La Cour de cassation du 5 avril 2019 procède à un revirement et désormais : « Le salarié qui justifie d’une exposition à l’amiante générant un risque élevé de développer une pathologie grave peut être admis à agir contre son employeur, sur le fondement des règles de droit commun régissant l’obligation de sécurité de ce dernier »… même s’il n’a pas travaillé dans un établissement désigné par arrêté. Tous les salariés exposés à l’amiante, travaillant ou non au sein d’un établissement amianté, ont la possibilité d’obtenir réparation de leur préjudice d’anxiété.

En septembre 2019, la Haute Cour a rédigé des attendus très favorables aux mineurs. Elle relève de nombreuses situations démontrant les défaillances ou les manquements dans la prévention des risques des Houillères du Bassin de Lorraine.

Exposés à des substances cancérogènes comme la poussière de silice et les hydrocarbures polycycliques

Les mineurs lorrains, exposés à des substances cancérogènes, faisaient notamment valoir une exposition à la poussière de silice et aux hydrocarbures polycycliques. Les témoignages rapportés dans l’arrêt de la Cour de cassation sont accablants : « Pour nous protéger de toute cette poussière, il nous fallait des masques de protection, lorsqu’on avait la chance d’en avoir, ce qui était rare, ils étaient rapidement inutilisables ou hors-service. »

Elle considère que l’employeur ne démontre pas qu’il avait effectivement mis en œuvre les mesures nécessaires pour assurer la sécurité et protéger la santé physique et mentale des travailleurs.
Le dossier est renvoyé devant la cour d’appel de Douai qui devrait en toute logique confirmer la décision.

Une décision incitant les employeurs à mieux protéger leurs salariés

C’est une victoire qui permet l’indemnisation du préjudice subi pour les 732 mineurs, mais elle ouvre la voie de la réparation pour de nombreux salariés et retraités, estimés à près de 2 millions de personnes.

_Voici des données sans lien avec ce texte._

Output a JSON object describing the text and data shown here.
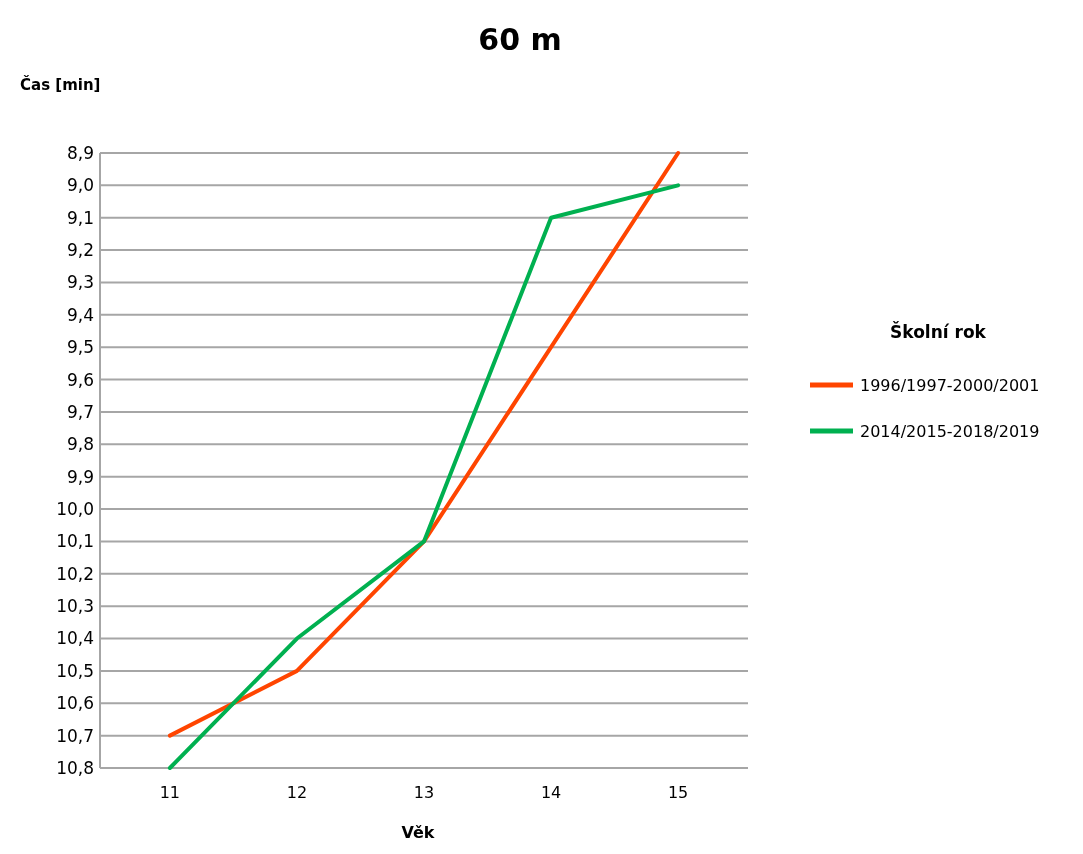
{
  "chart_data": {
    "type": "line",
    "title": "60 m",
    "xlabel": "Věk",
    "ylabel": "Čas [min]",
    "legend_title": "Školní rok",
    "categories": [
      "11",
      "12",
      "13",
      "14",
      "15"
    ],
    "series": [
      {
        "name": "1996/1997-2000/2001",
        "color": "#ff4500",
        "values": [
          10.7,
          10.5,
          10.1,
          9.5,
          8.9
        ]
      },
      {
        "name": "2014/2015-2018/2019",
        "color": "#00b050",
        "values": [
          10.8,
          10.4,
          10.1,
          9.1,
          9.0
        ]
      }
    ],
    "ylim": [
      10.8,
      8.9
    ],
    "yticks": [
      {
        "value": 8.9,
        "label": "8,9"
      },
      {
        "value": 9.0,
        "label": "9,0"
      },
      {
        "value": 9.1,
        "label": "9,1"
      },
      {
        "value": 9.2,
        "label": "9,2"
      },
      {
        "value": 9.3,
        "label": "9,3"
      },
      {
        "value": 9.4,
        "label": "9,4"
      },
      {
        "value": 9.5,
        "label": "9,5"
      },
      {
        "value": 9.6,
        "label": "9,6"
      },
      {
        "value": 9.7,
        "label": "9,7"
      },
      {
        "value": 9.8,
        "label": "9,8"
      },
      {
        "value": 9.9,
        "label": "9,9"
      },
      {
        "value": 10.0,
        "label": "10,0"
      },
      {
        "value": 10.1,
        "label": "10,1"
      },
      {
        "value": 10.2,
        "label": "10,2"
      },
      {
        "value": 10.3,
        "label": "10,3"
      },
      {
        "value": 10.4,
        "label": "10,4"
      },
      {
        "value": 10.5,
        "label": "10,5"
      },
      {
        "value": 10.6,
        "label": "10,6"
      },
      {
        "value": 10.7,
        "label": "10,7"
      },
      {
        "value": 10.8,
        "label": "10,8"
      }
    ],
    "grid": "y",
    "legend": "right",
    "marker": "none",
    "line_style": "solid"
  }
}
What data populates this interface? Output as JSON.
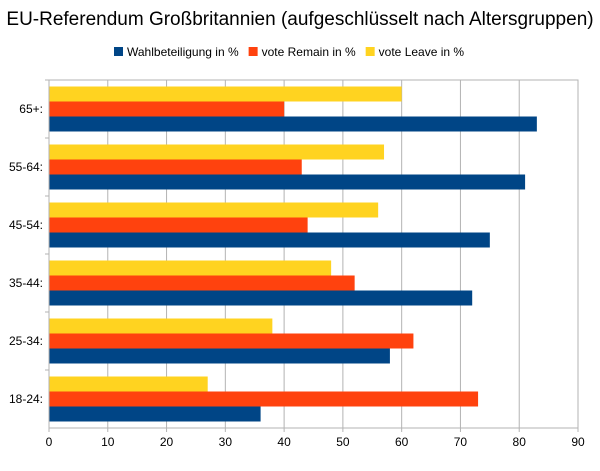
{
  "chart_data": {
    "type": "bar",
    "orientation": "horizontal",
    "title": "EU-Referendum Großbritannien (aufgeschlüsselt nach Altersgruppen)",
    "categories": [
      "18-24:",
      "25-34:",
      "35-44:",
      "45-54:",
      "55-64:",
      "65+:"
    ],
    "series": [
      {
        "name": "Wahlbeteiligung in %",
        "color": "#004586",
        "values": [
          36,
          58,
          72,
          75,
          81,
          83
        ]
      },
      {
        "name": "vote Remain in %",
        "color": "#ff420e",
        "values": [
          73,
          62,
          52,
          44,
          43,
          40
        ]
      },
      {
        "name": "vote Leave in %",
        "color": "#ffd320",
        "values": [
          27,
          38,
          48,
          56,
          57,
          60
        ]
      }
    ],
    "xlim": [
      0,
      90
    ],
    "xticks": [
      0,
      10,
      20,
      30,
      40,
      50,
      60,
      70,
      80,
      90
    ],
    "grid": true,
    "legend_position": "top"
  }
}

L’évolution de la jurisprudence constitue, par ailleurs, un moyen de contraindre les employeurs à plus de vigilance quant à la prévention des risques professionnels et à respecter leurs obligations de sécurité et de protection de la santé, tant physique que mentale, de leurs salariés.

Gilbert Jérôme

Les dates clés

Décembre 1998. La loi de financement de la Sécurité sociale pour 1999 instaure un dispositif de cessation anticipée d’activité spécifique aux salariés exposés à l’amiante.
Avril 2002. La Cour de cassation juge qu’en vertu du contrat de travail, l’employeur est tenu à une obligation de sécurité de résultat, notamment en ce qui concerne les maladies professionnelles.
Mai 2010. La Cour de cassation reconnaît l’existence d’un préjudice d’anxiété pour les salariés des établissements « amiantés » figurant sur une liste établie par arrêté ministériel.
Avril 2019. La Haute Cour opère un revirement de jurisprudence et pose le principe selon lequel tout salarié ayant été exposé au risque d’inhalation de poussières d’amiante peut agir à l’encontre de son employeur, en réparation d’un préjudice d’anxiété.
Septembre 2019. Le préjudice est étendu au salarié qui justifie d’une exposition à une substance nocive ou toxique générant un risque élevé de développer une pathologie grave.